Beberapa waktu lalu baru
saja diadakan acara diskusi yang diselenggarakan oleh Binus dan bekerja sama
dengan Duniaku, yang membahas tentang perkembangan industri game di Indonesia.
Mengambil tema 'Play in Global Market', acara yang dibuka untuk umum dan
diadakan di ruang Auditorium Binus Anggrek lt.4, berhasil menarik perhatian
peserta baik dari dalam kampus maupun luar.
Diskusi panel yang
diadakan hari jumat 4 Oktober 2013 kemarin, mengundang beberapa pembicara yang
berasal dari developer game indonesia yang berhasil menembus prestasi dunia.Para pembicara yang ikut berbagi pengalaman dalam acara diskusi tersebut diantaranya adalah:
·
Dien Wong (Altermyth)
·
Indra Gunawan (Artoncode)
·
Anton Soeharyo (Touchten)
·
Arief Widhiyasa (Agate Studio)
Dalam acara diskusi
panel tersebut, para pembicara banyak bercerita tentang bagaimana perkembangan
industri game di Indonesia yang sampai saat ini masih cukup kecil.
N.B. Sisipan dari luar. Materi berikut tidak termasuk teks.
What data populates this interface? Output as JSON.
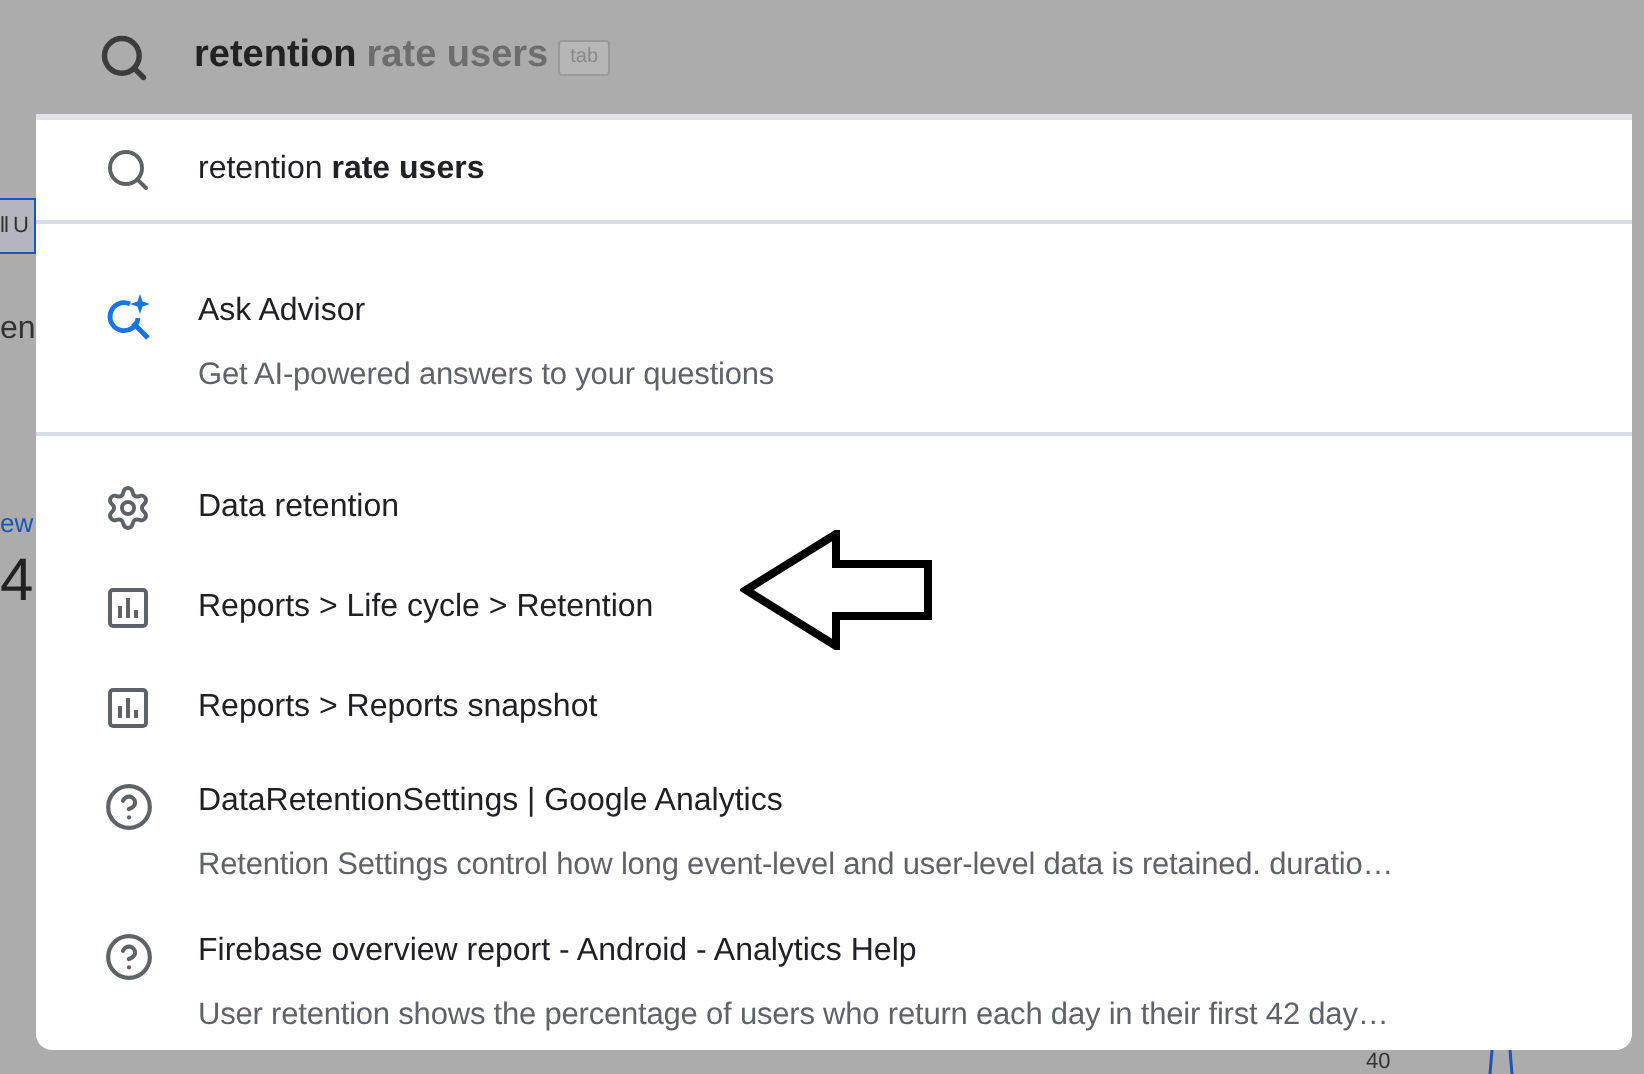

Mr Dien Wong
yang merupakan senior Developer dari Altermyth membagikan pengalamannya ketika
beliau berkunjung ke acara bergensi game di Asia yaitu Tokyo Game Show. Mr Wong
mengatakan bahwa Tokyo Game Show 2013 kemarin, merupakan acara yang sangat
hebat ketimbang tahun lalu.
Jumlah pengunjung yang
kala itu bertambah drastis membuat acara semakin meriah. "Beberapa Booth
yang berasal dari Indonesia yang menempati acara TGS 2013 kemarin posisinya
sedikit terpencil dan kurang strategis ketimbang tahun lalu", kata Mr
Wong. Adapun pengalaman lain yang dibagikan oleh pembicara lain selama
TGS 2013 kemarin. Para Developer yang berasal dari Indonesia akrab dan
bercengkrama dengan asiknya. Tidak ada aroma persaingan yang membedakan dari
mana perusahaan dan prestasi mereka.
Altermyth, Artoncode, Touchten maupun Agate Studio sama-sama bangga membawa bendera Indonesia pada TGS 2013. Perkembangan industri game Indonesia saat ini memang sedang dipantau oleh beberapa publisher dari Jepang seperti Square Enix, Konami, Bandai, dll. Anton Soeharyo pembicara dari Touchten yang sudah sangat berpengalaman dalam bidang pengembangan game, bahkan beliau saat ini bekerja di Jepang dan menikah dengan orang Jepang karena karirnya dan prestasi beliau yang mengharuskanya tinggal di Jepang.
Dengan tidak malu bpk
Anton memperkenalkan budaya indonesia dengan para publisher Jepang. Menurutnya,
selama ini Industri game indonesia kalah dari Jepang dikarenakan oleh masalah
'culture'. Selain itu dukungan pemerintah akan perkembangan game di Indonesia
kurang dirasakan sehingga kadang masih tersandung masalah izin dan juga
finansial.
Lebih lanjut Arief Widhiyasa dari Agate Studio menambahkan bahwa
sewaktu mereka bekerja sama dengan Square Enix untuk mengembangkan game terbaru
mereka Sengokuixa, sang
publisher raksasa dari Jepang tersebut melihat pasaran game indonesia masih
sepi. "Industri game Indonesia itu bagaikan lautan biru yang
ditengah-tengah laut terdapat pusaran air. Maksudnya, peluang menciptakan dan
menjual game di Indonesia itu sangat luas bagaikan lautan biru. Tapi biarpun
luas, tidak mudah untuk memasuki pasar Indonesia", ucap Mr Wong.
Anton Soeharyo yang
sudah lama bekerja di Jepang mengatakan bahwa perkembangan game indonesia dan
Jepang itu berbeda 20 tahun. Ditambahkan oleh Arief Widhiyasa dari Agate
Studio ketika Square Enix berkunjung ke markas Agate, Mr Hayato Sawada
yang kala itu datang mewakili Square Enix mengatakan bahwa suasana kerja di
markas Agate adalah suasana 20 tahun lalu Square Enix memulai bisnisnya.
Pada penutupan, keempat
Developer senior ini berharap bahwa kedepannya lebih banyak Developer indonesia
yang diundang ke Tokyo Game Show. Lebih banyak lagi game yang bisa diperkenalkan
disana. Bukan cuma game melainkan budaya. Budaya indonesia yang sangat kaya
tentunya harus diperkenalkan. Optimis akan kemajuan game di Indonesia yang
terus maju menjadi modal utama para developer dalam memajukan usaha mereka.